Trump relance son projet de station balnéaire à Gaza

Après la capture du président vénézuélien, Nicolás Maduro, et la poursuite de ses efforts pour mettre la main sur le Groenland, Donald Trump est reparti sur son projet de station balnéaire à Gaza. D’ici trois ans, il espère y voir une série de tours d’appartements luxueux en bord de mer.

Au Forum économique mondial, à Davos, le président des États-Unis a déclaré : « Je suis un promoteur immobilier dans l’âme […] et j’ai dit : » Regardez ce site en bord de mer, regardez ce superbe lot foncier, ce que ça pourrait être pour tant de gens. « » Ce projet immobilier lance le « Conseil de la paix » imaginé par Donald Trump pour superviser la reconstruction de Gaza et qui peut déjà compter sur l’adhésion de plusieurs pays.

La France ne s’y joindra pas « à ce stade » , invoquant des contradictions avec la Charte de l’ONU. Le Royaume-Uni, l’Allemagne, l’Italie et l’Espagne n’ont pas montré plus d’enthousiasme.

Le président américain a retiré jeudi son invitation au premier ministre Mark Carney pour que le Canada en fasse partie.

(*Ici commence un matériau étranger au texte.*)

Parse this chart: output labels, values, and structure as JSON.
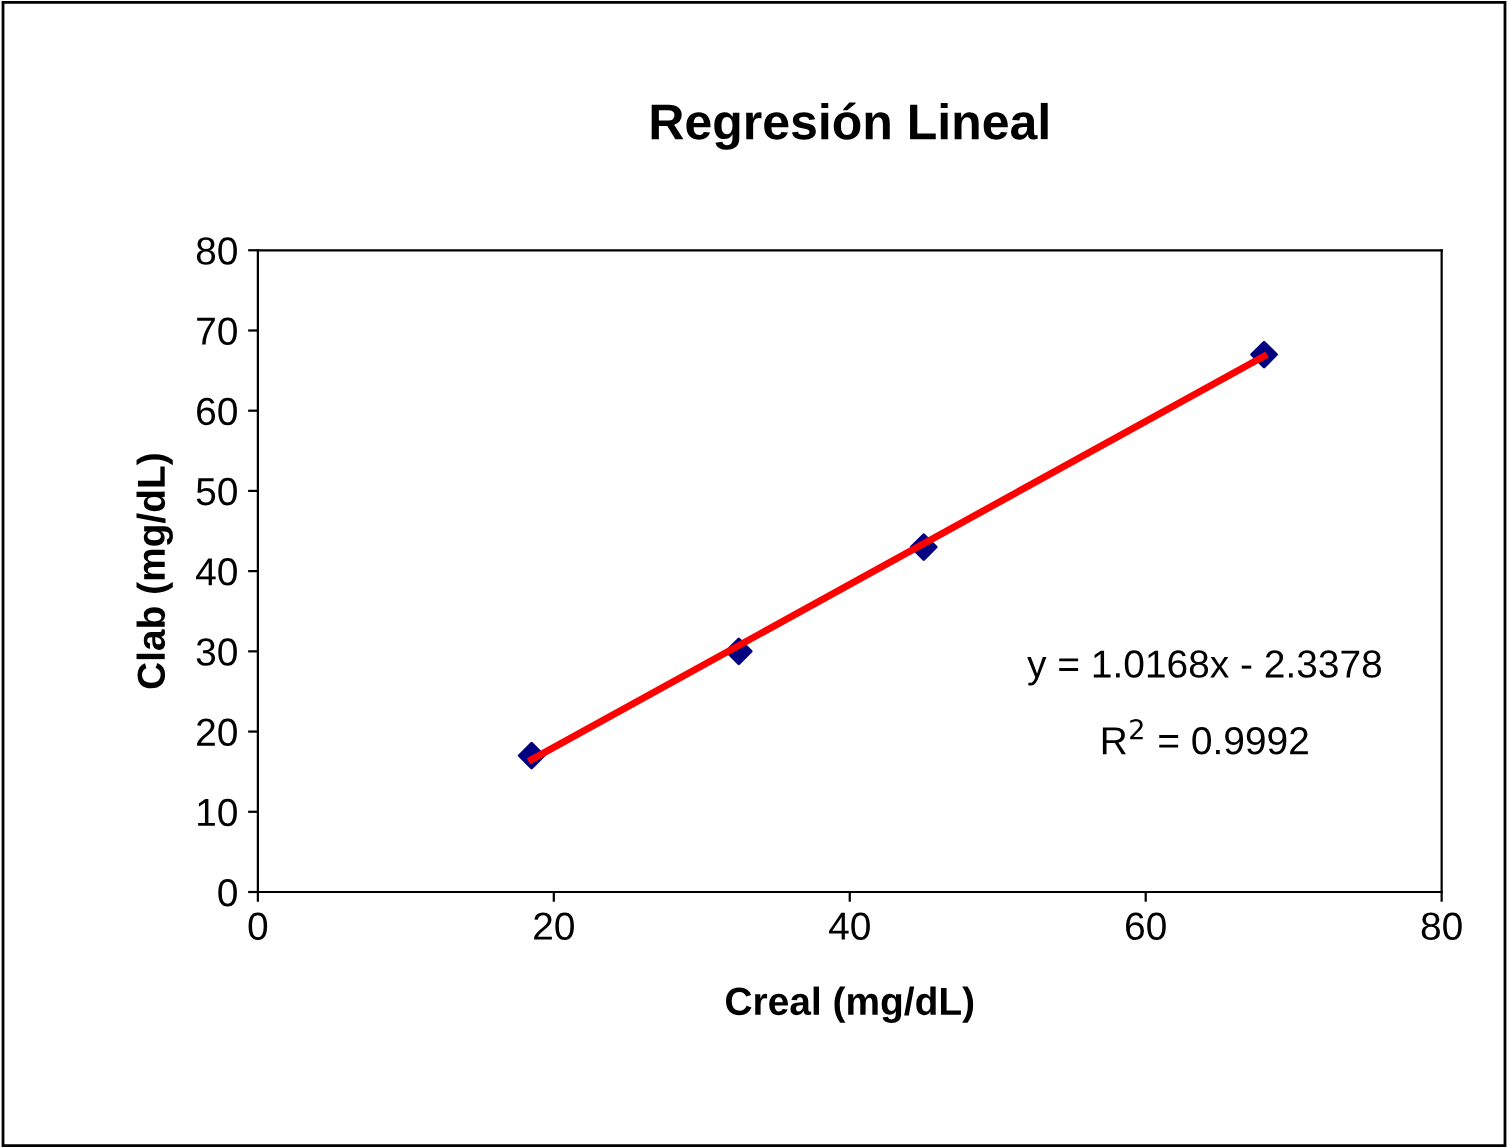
{
  "chart_data": {
    "type": "scatter",
    "title": "Regresión Lineal",
    "xlabel": "Creal (mg/dL)",
    "ylabel": "Clab (mg/dL)",
    "series": [
      {
        "color": "#000080",
        "marker": "diamond",
        "x": [
          18.5,
          32.5,
          45,
          68
        ],
        "values": [
          17,
          30,
          43,
          67
        ]
      },
      {
        "type": "line",
        "color": "#ff0000",
        "marker": "none",
        "line_style": "solid",
        "x": [
          18.5,
          68
        ],
        "values": [
          16.5,
          66.8
        ]
      }
    ],
    "annotations": [
      "y = 1.0168x - 2.3378",
      "R$^{2}$ = 0.9992"
    ],
    "xlim": [
      0,
      80
    ],
    "xticks": [
      0,
      20,
      40,
      60,
      80
    ],
    "ylim": [
      0,
      80
    ],
    "yticks": [
      0,
      10,
      20,
      30,
      40,
      50,
      60,
      70,
      80
    ],
    "grid": false,
    "legend": false
  }
}
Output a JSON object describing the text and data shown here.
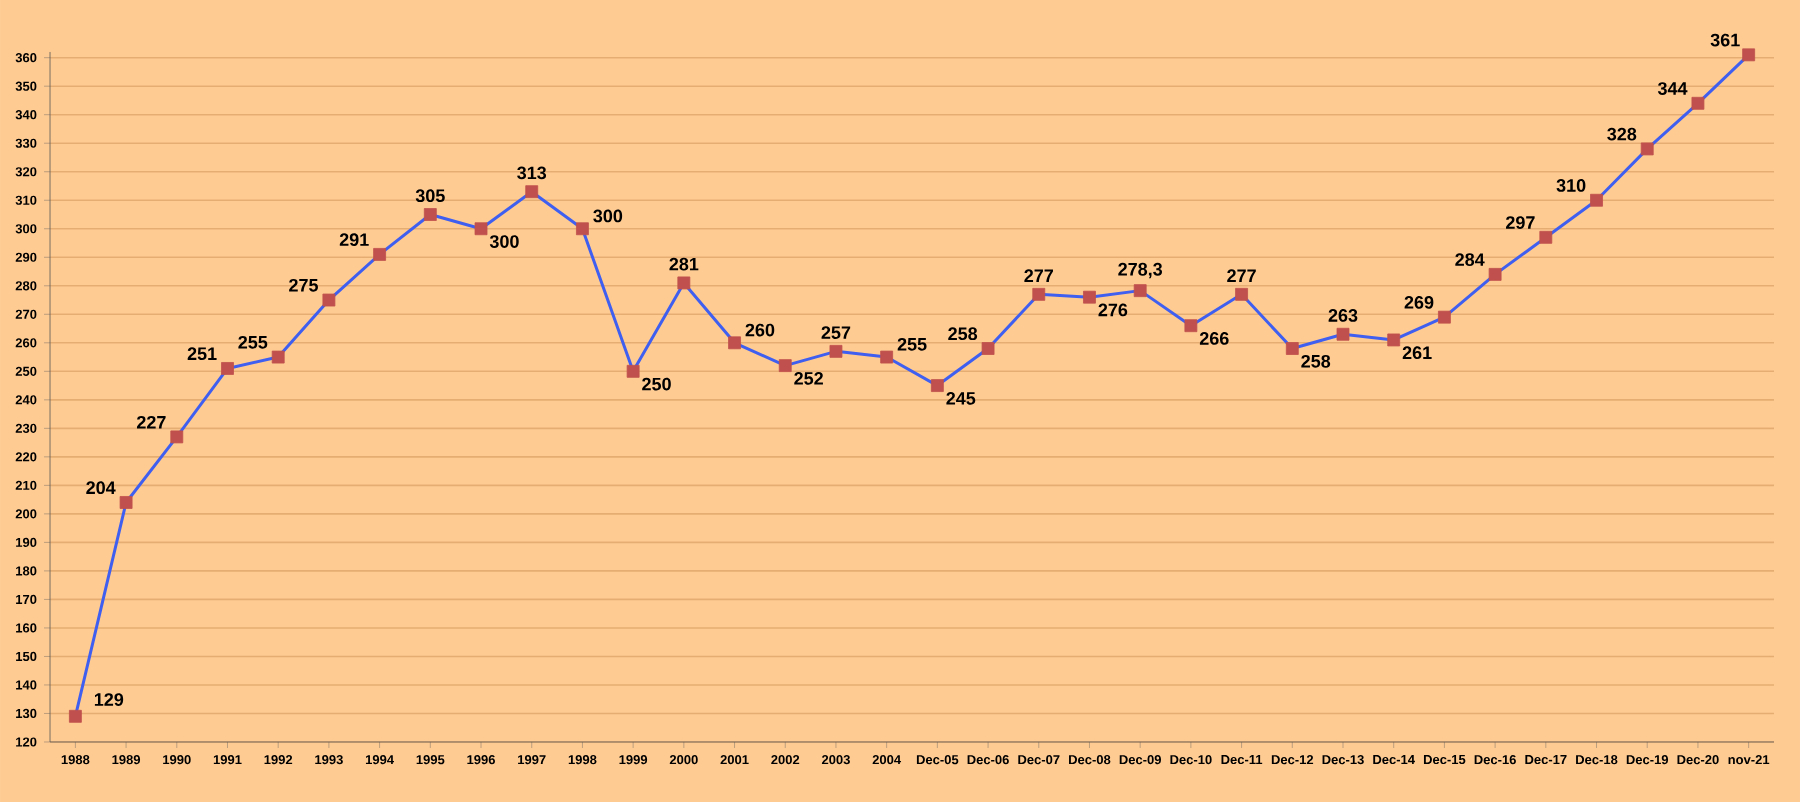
{
  "chart_data": {
    "type": "line",
    "categories": [
      "1988",
      "1989",
      "1990",
      "1991",
      "1992",
      "1993",
      "1994",
      "1995",
      "1996",
      "1997",
      "1998",
      "1999",
      "2000",
      "2001",
      "2002",
      "2003",
      "2004",
      "Dec-05",
      "Dec-06",
      "Dec-07",
      "Dec-08",
      "Dec-09",
      "Dec-10",
      "Dec-11",
      "Dec-12",
      "Dec-13",
      "Dec-14",
      "Dec-15",
      "Dec-16",
      "Dec-17",
      "Dec-18",
      "Dec-19",
      "Dec-20",
      "nov-21"
    ],
    "series": [
      {
        "color": "#3f5ff0",
        "colors": [
          "#c0504d",
          "#c0504d",
          "#c0504d",
          "#c0504d",
          "#c0504d",
          "#c0504d",
          "#c0504d",
          "#c0504d",
          "#c0504d",
          "#c0504d",
          "#c0504d",
          "#c0504d",
          "#c0504d",
          "#c0504d",
          "#c0504d",
          "#c0504d",
          "#c0504d",
          "#c0504d",
          "#c0504d",
          "#c0504d",
          "#c0504d",
          "#c0504d",
          "#c0504d",
          "#c0504d",
          "#c0504d",
          "#c0504d",
          "#c0504d",
          "#c0504d",
          "#c0504d",
          "#c0504d",
          "#c0504d",
          "#c0504d",
          "#c0504d",
          "#c0504d"
        ],
        "values": [
          129,
          204,
          227,
          251,
          255,
          275,
          291,
          305,
          300,
          313,
          300,
          250,
          281,
          260,
          252,
          257,
          255,
          245,
          258,
          277,
          276,
          278.3,
          266,
          277,
          258,
          263,
          261,
          269,
          284,
          297,
          310,
          328,
          344,
          361
        ],
        "value_labels": [
          "129",
          "204",
          "227",
          "251",
          "255",
          "275",
          "291",
          "305",
          "300",
          "313",
          "300",
          "250",
          "281",
          "260",
          "252",
          "257",
          "255",
          "245",
          "258",
          "277",
          "276",
          "278,3",
          "266",
          "277",
          "258",
          "263",
          "261",
          "269",
          "284",
          "297",
          "310",
          "328",
          "344",
          "361"
        ]
      }
    ],
    "ylim": [
      120,
      362
    ],
    "yticks": [
      120,
      130,
      140,
      150,
      160,
      170,
      180,
      190,
      200,
      210,
      220,
      230,
      240,
      250,
      260,
      270,
      280,
      290,
      300,
      310,
      320,
      330,
      340,
      350,
      360
    ],
    "grid": "y",
    "marker": "square",
    "line_style": "solid"
  }
}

Ottawa était jusqu’ici resté vague sur ses intentions d’y prendre part.

L’Arabie saoudite, Israël, la Turquie, l’Égypte, la Jordanie, l’Indonésie, le Pakistan, le Qatar, les Émirats arabes unis, l’Argentine, le Maroc et la Hongrie en seront.

Donald Trump a soutenu que la Russie avait dit oui, mais Moscou a indiqué être en train d’ « étudier » la question. « Nombril en chef du monde » Tout ça n’est rien de moins qu’ « un plan d’affaires vaniteux, une des choses les plus odieuses imaginables » , lance Fannie Lafontaine, avocate et professeure de droit à l’Université Laval, spécialisée en droit pénal international. « Ce Conseil de la paix serait littéralement une institutionnalisation marchandisée de Trump comme nombril en chef du monde » , ironise-t-elle.

Ce projet, ajoute Mme Lafontaine, « fait totalement fi des Palestiniens et de leur droit à l’autodétermination » , ainsi que de leur droit « d’obtenir justice pour les crimes commis » .

Tout gouvernement qui accepterait « de s’impliquer » et de « cracher un milliard » (le prix d’admission au Conseil de la paix) pour aider Trump et ses visées immobilières – sans aucun égard pour les Gazaouis, totalement exclus du projet – fait preuve d’une « idiotie crasse » , renchérit Craig Scott, professeur à la faculté de droit de l’Université York, à Toronto.

Avec une présentation PowerPoint à Davos, Jared Kushner – gendre de Trump et son conseiller informel, mais influent – a souligné qu’ « au Moyen-Orient, ils construisent des villes comme ça, pour deux ou trois millions de personnes, ils le font en trois ans » . « C’est faisable en trois ans si nous voulons que ce le soit » , a-t-il soutenu.

Une reconstruction, sans les Gazaouis

À qui est destinée cette reconstruction ? Pour l’heure, la bande de Gaza demeure enfouie sous des tonnes de débris et des milliers de Palestiniens vivent toujours sous des tentes, après les attaques israéliennes en représailles au massacre du 7 octobre 2023.

L’ONG Oxfam souligne que le plan américain a été soumis à « un parterre de milliardaires à Davos » . Mais « toute reconstruction doit viser à ce que les Palestiniens […] vivent en paix, dans la dignité et la sécurité » , en tout respect de l’intégrité de leur territoire, et en mettant fin « à l’occupation illégale du territoire palestinien occupé » , insiste l’organisme, dans une déclaration écrite.

On est très loin de cet objectif, déplore Oxfam. Un premier ordre d’évacuation – le premier depuis le début du cessez-le-feu en octobre – a été donné cette semaine aux habitants de Khan Younès, dans le sud de la bande de Gaza, a rapporté l’agence de presse Reuters.

Crise humanitaire toujours en cours

Selon Oxfam, la priorité doit être « de lever les restrictions israéliennes sur l’aide humanitaire » et d’assurer un cessez-le-feu permanent. À l’heure actuelle, la crise humanitaire reste entière et empêche les communautés de se relever, dénonce l’ONG.

La situation au Venezuela et les prétentions américaines sur le Groenland ont monopolisé l’attention médiatique ces dernières semaines. Mais en entrevue, Céline Füri, directrice des Politiques et des campagnes chez Oxfam, rappelle que « la majorité de la population gazaouie est sans domicile » et que les pluies hivernales ont causé maintes inondations qui ont détruit tentes et autres abris de fortune, en plus de rendre des routes impraticables.